Никаких многозначительных пауз, ни малейшего изменения тональности голоса на более драматическую, никаких предостерегающих предисловий. Передо мной был все тот же милый старина Джордж Смайли, вечно словно извинявшийся за что-то.
– В его квартире было найдено адресованное вам письмо, – сказал он. – Оно даже не датировано. Просто лежало в одном из ящиков стола. Скорее каракули, чем четкий и разборчивый почерк. Вероятно, он был сильно пьян. И это любовное письмо, вот что самое интригующее.
Он протянул мне фотокопию для ознакомления, а сам принялся смешивать для нас еще виски.
Возможно, я делаю это, чтобы помочь себе вновь пережить испытанное тогда ощущение острого дискомфорта, но неизменно, восстанавливая в памяти подробности той сцены, я мысленно переключаюсь на точку зрения Смайли. Воображаю, каково было ему в подобной ситуации.
Представшую перед его глазами картину достаточно легко нарисовать во всех подробностях. Совсем еще молодой вчерашний курсант, старавшийся выглядеть старше своих лет и куривший трубку, бывший моряк, умевший в нужный момент кивать с важным видом мудреца, мальчишка, которому не терпелось повзрослеть, – и вот вам портрет Неда начала шестидесятых годов.

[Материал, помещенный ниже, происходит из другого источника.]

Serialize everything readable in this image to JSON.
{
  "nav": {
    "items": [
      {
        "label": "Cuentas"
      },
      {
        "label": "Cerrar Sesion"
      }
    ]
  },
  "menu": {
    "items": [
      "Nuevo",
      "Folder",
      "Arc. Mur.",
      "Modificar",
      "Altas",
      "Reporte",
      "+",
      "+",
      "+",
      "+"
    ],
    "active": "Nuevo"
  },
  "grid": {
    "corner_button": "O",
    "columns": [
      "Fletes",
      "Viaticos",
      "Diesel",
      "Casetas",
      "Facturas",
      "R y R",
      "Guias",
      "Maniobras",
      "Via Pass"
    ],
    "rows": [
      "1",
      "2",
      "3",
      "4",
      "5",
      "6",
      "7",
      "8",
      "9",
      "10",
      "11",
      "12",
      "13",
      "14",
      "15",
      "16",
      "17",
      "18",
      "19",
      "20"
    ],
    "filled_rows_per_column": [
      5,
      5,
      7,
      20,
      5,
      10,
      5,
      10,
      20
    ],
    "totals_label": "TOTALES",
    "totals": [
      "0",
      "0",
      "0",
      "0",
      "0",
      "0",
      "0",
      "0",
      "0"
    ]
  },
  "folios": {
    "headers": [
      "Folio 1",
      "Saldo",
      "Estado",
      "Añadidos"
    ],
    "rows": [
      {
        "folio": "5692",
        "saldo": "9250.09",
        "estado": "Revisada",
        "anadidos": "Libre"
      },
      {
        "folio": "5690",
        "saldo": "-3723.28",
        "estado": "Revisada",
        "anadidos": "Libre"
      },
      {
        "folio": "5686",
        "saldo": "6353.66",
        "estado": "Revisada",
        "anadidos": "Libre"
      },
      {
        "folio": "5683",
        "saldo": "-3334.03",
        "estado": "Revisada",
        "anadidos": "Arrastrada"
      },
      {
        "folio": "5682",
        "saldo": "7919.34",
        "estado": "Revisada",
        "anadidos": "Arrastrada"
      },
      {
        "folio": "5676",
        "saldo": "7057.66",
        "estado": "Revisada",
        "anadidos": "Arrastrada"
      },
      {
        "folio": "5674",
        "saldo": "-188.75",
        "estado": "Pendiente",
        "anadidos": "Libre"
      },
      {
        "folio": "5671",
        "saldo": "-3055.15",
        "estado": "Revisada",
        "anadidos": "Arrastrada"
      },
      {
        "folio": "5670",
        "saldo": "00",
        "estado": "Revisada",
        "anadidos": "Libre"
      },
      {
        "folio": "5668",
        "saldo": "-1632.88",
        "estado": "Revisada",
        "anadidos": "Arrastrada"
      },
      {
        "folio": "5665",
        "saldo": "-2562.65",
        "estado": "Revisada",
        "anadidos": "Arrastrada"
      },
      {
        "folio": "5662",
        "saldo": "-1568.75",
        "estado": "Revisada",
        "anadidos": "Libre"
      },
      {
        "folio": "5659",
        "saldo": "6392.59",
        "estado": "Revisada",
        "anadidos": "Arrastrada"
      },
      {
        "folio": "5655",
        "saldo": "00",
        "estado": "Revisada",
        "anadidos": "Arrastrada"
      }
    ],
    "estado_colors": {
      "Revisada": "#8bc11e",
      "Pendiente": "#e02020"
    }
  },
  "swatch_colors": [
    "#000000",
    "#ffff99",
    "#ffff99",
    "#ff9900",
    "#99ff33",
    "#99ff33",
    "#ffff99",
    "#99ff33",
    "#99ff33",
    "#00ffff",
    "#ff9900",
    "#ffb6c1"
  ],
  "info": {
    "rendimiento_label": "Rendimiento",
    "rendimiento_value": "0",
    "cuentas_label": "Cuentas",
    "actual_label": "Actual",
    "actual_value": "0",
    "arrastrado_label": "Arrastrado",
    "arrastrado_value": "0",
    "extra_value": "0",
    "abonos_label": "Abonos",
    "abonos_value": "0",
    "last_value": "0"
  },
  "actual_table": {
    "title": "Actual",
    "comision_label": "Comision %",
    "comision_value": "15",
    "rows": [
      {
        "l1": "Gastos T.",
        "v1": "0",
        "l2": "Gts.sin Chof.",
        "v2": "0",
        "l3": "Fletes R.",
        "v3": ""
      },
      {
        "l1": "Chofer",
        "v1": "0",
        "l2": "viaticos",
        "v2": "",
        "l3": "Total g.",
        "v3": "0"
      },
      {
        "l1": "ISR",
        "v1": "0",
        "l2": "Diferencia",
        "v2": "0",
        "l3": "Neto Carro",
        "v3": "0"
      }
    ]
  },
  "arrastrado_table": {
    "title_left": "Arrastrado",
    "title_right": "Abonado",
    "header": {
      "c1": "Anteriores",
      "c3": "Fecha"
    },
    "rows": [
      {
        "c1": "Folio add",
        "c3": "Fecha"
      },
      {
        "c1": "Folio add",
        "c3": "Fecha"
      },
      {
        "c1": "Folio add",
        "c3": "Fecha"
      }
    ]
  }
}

Гораздо сложнее оказалось то, что было скрыто в мыслях самого Смайли, но могло оказать существенное влияние на его восприятие моей личности. Хотя я тогда ничего об этом не знал, Цирк переживал трудные времена, и будущее организации оказалось под большим вопросом. Арест агентов Бена – настоящая трагедия – стал лишь последним звеном в цепи катастрофических событий, произошедших тогда в разных уголках планеты. Бесследно исчезли трое сотрудников станции прослушивания, принадлежавшей Цирку в северной части Японии. Нам порой за одну ночь ухитрялись перекрывать все пути к отступлению. Мы лишились разведывательных сетей в Венгрии, Чехословакии и Болгарии – причем в течение всего одного месяца. А в Вашингтоне американские кузены все громче выражали недовольство нашей ненадежностью как партнеров, что угрожало навсегда положить конец прежде плодотворному сотрудничеству с ними.

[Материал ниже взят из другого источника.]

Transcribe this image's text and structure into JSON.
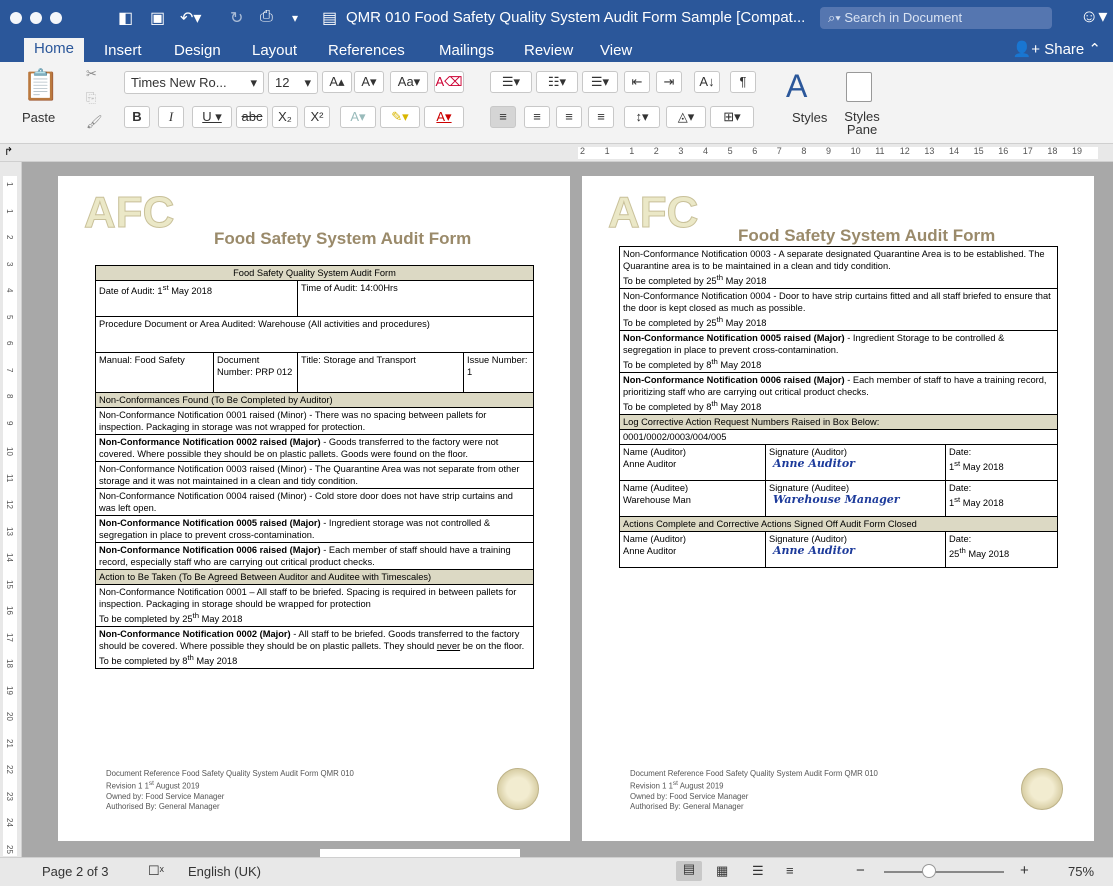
{
  "window": {
    "title": "QMR 010 Food Safety Quality System Audit Form Sample [Compat...",
    "search_placeholder": "Search in Document"
  },
  "tabs": [
    "Home",
    "Insert",
    "Design",
    "Layout",
    "References",
    "Mailings",
    "Review",
    "View"
  ],
  "share_label": "Share",
  "ribbon": {
    "paste_label": "Paste",
    "font_name": "Times New Ro...",
    "font_size": "12",
    "styles_label": "Styles",
    "styles_pane_label": "Styles Pane"
  },
  "ruler_labels": [
    "2",
    "1",
    "1",
    "2",
    "3",
    "4",
    "5",
    "6",
    "7",
    "8",
    "9",
    "10",
    "11",
    "12",
    "13",
    "14",
    "15",
    "16",
    "17",
    "18",
    "19"
  ],
  "vruler_labels": [
    "1",
    "1",
    "2",
    "3",
    "4",
    "5",
    "6",
    "7",
    "8",
    "9",
    "10",
    "11",
    "12",
    "13",
    "14",
    "15",
    "16",
    "17",
    "18",
    "19",
    "20",
    "21",
    "22",
    "23",
    "24",
    "25"
  ],
  "logo_text": "AFC",
  "page_title": "Food Safety System Audit Form",
  "page1": {
    "header": "Food Safety Quality System Audit Form",
    "date_of_audit": "Date of Audit: 1st May 2018",
    "time_of_audit": "Time of Audit: 14:00Hrs",
    "procedure": "Procedure Document or Area Audited: Warehouse (All activities and procedures)",
    "manual": "Manual: Food Safety",
    "doc_number": "Document Number: PRP 012",
    "title": "Title: Storage and Transport",
    "issue": "Issue Number: 1",
    "nc_header": "Non-Conformances Found (To Be Completed by Auditor)",
    "nc": [
      {
        "bold": "",
        "text": "Non-Conformance Notification 0001 raised (Minor) - There was no spacing between pallets for inspection. Packaging in storage was not wrapped for protection."
      },
      {
        "bold": "Non-Conformance Notification 0002 raised (Major)",
        "text": " - Goods transferred to the factory were not covered. Where possible they should be on plastic pallets. Goods were found on the floor."
      },
      {
        "bold": "",
        "text": "Non-Conformance Notification 0003 raised (Minor) - The Quarantine Area was not separate from other storage and it was not maintained in a clean and tidy condition."
      },
      {
        "bold": "",
        "text": "Non-Conformance Notification 0004 raised (Minor) - Cold store door does not have strip curtains and was left open."
      },
      {
        "bold": "Non-Conformance Notification 0005 raised (Major)",
        "text": " - Ingredient storage was not controlled & segregation in place to prevent cross-contamination."
      },
      {
        "bold": "Non-Conformance Notification 0006 raised (Major)",
        "text": " - Each member of staff should have a training record, especially staff who are carrying out critical product checks."
      }
    ],
    "action_header": "Action to Be Taken (To Be Agreed Between Auditor and Auditee with Timescales)",
    "action1": "Non-Conformance Notification 0001 – All staff to be briefed. Spacing is required in between pallets for inspection. Packaging in storage should be wrapped for protection",
    "action1_due": "To be completed by 25th May 2018",
    "action2_bold": "Non-Conformance Notification 0002 (Major)",
    "action2": " - All staff to be briefed. Goods transferred to the factory should be covered. Where possible they should be on plastic pallets. They should never be on the floor.",
    "action2_due": "To be completed by 8th May 2018"
  },
  "page2": {
    "rows": [
      {
        "bold": "",
        "text": "Non-Conformance Notification 0003 - A separate designated Quarantine Area is to be established. The Quarantine area is to be maintained in a clean and tidy condition.",
        "due": "To be completed by 25th May 2018"
      },
      {
        "bold": "",
        "text": "Non-Conformance Notification 0004 - Door to have strip curtains fitted and all staff briefed to ensure that the door is kept closed as much as possible.",
        "due": "To be completed by 25th May 2018"
      },
      {
        "bold": "Non-Conformance Notification 0005 raised (Major)",
        "text": " - Ingredient Storage to be controlled & segregation in place to prevent cross-contamination.",
        "due": "To be completed by 8th May 2018"
      },
      {
        "bold": "Non-Conformance Notification 0006 raised (Major)",
        "text": " - Each member of staff to have a training record, prioritizing staff who are carrying out critical product checks.",
        "due": "To be completed by 8th May 2018"
      }
    ],
    "log_header": "Log Corrective Action Request Numbers Raised in Box Below:",
    "log_value": "0001/0002/0003/004/005",
    "sign_rows": [
      {
        "name_label": "Name (Auditor)",
        "name": "Anne Auditor",
        "sig_label": "Signature (Auditor)",
        "sig": "Anne Auditor",
        "date_label": "Date:",
        "date": "1st May 2018"
      },
      {
        "name_label": "Name (Auditee)",
        "name": "Warehouse Man",
        "sig_label": "Signature (Auditee)",
        "sig": "Warehouse Manager",
        "date_label": "Date:",
        "date": "1st May 2018"
      }
    ],
    "closed_header": "Actions Complete and Corrective Actions Signed Off Audit Form Closed",
    "closed_row": {
      "name_label": "Name (Auditor)",
      "name": "Anne Auditor",
      "sig_label": "Signature (Auditor)",
      "sig": "Anne Auditor",
      "date_label": "Date:",
      "date": "25th May 2018"
    }
  },
  "footer": [
    "Document Reference Food Safety Quality System Audit Form QMR 010",
    "Revision 1  1st August 2019",
    "Owned by: Food Service Manager",
    "Authorised By: General Manager"
  ],
  "status": {
    "page": "Page 2 of 3",
    "language": "English (UK)",
    "zoom": "75%"
  }
}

В такой атмосфере неизбежно чуть ли не ежедневно стали выдвигаться самые чудовищные версии. У людей быстро формируется мрачный и пессимистический образ мыслей. Уже ничто не воспринимается как досадная случайность или недоразумение. Везде мерещится злой умысел. Если Цирку удавалось добиться успеха, то только потому, что враги позволили нам временно восторжествовать в своих стратегических целях. Расцвело мнение, что если уж мы провинились однажды, то виноваты буквально во всем. С точки зрения американцев, в Цирк внедрился не один «крот», а целое семейство, все члены которого искусно способствовали продвижению друг друга по службе. А объединяла их всех не столько непреклонная вера в идеи Маркса (что подразумевалось само собой), но в гораздо большей степени ужасная склонность многих англичан к гомосексуализму.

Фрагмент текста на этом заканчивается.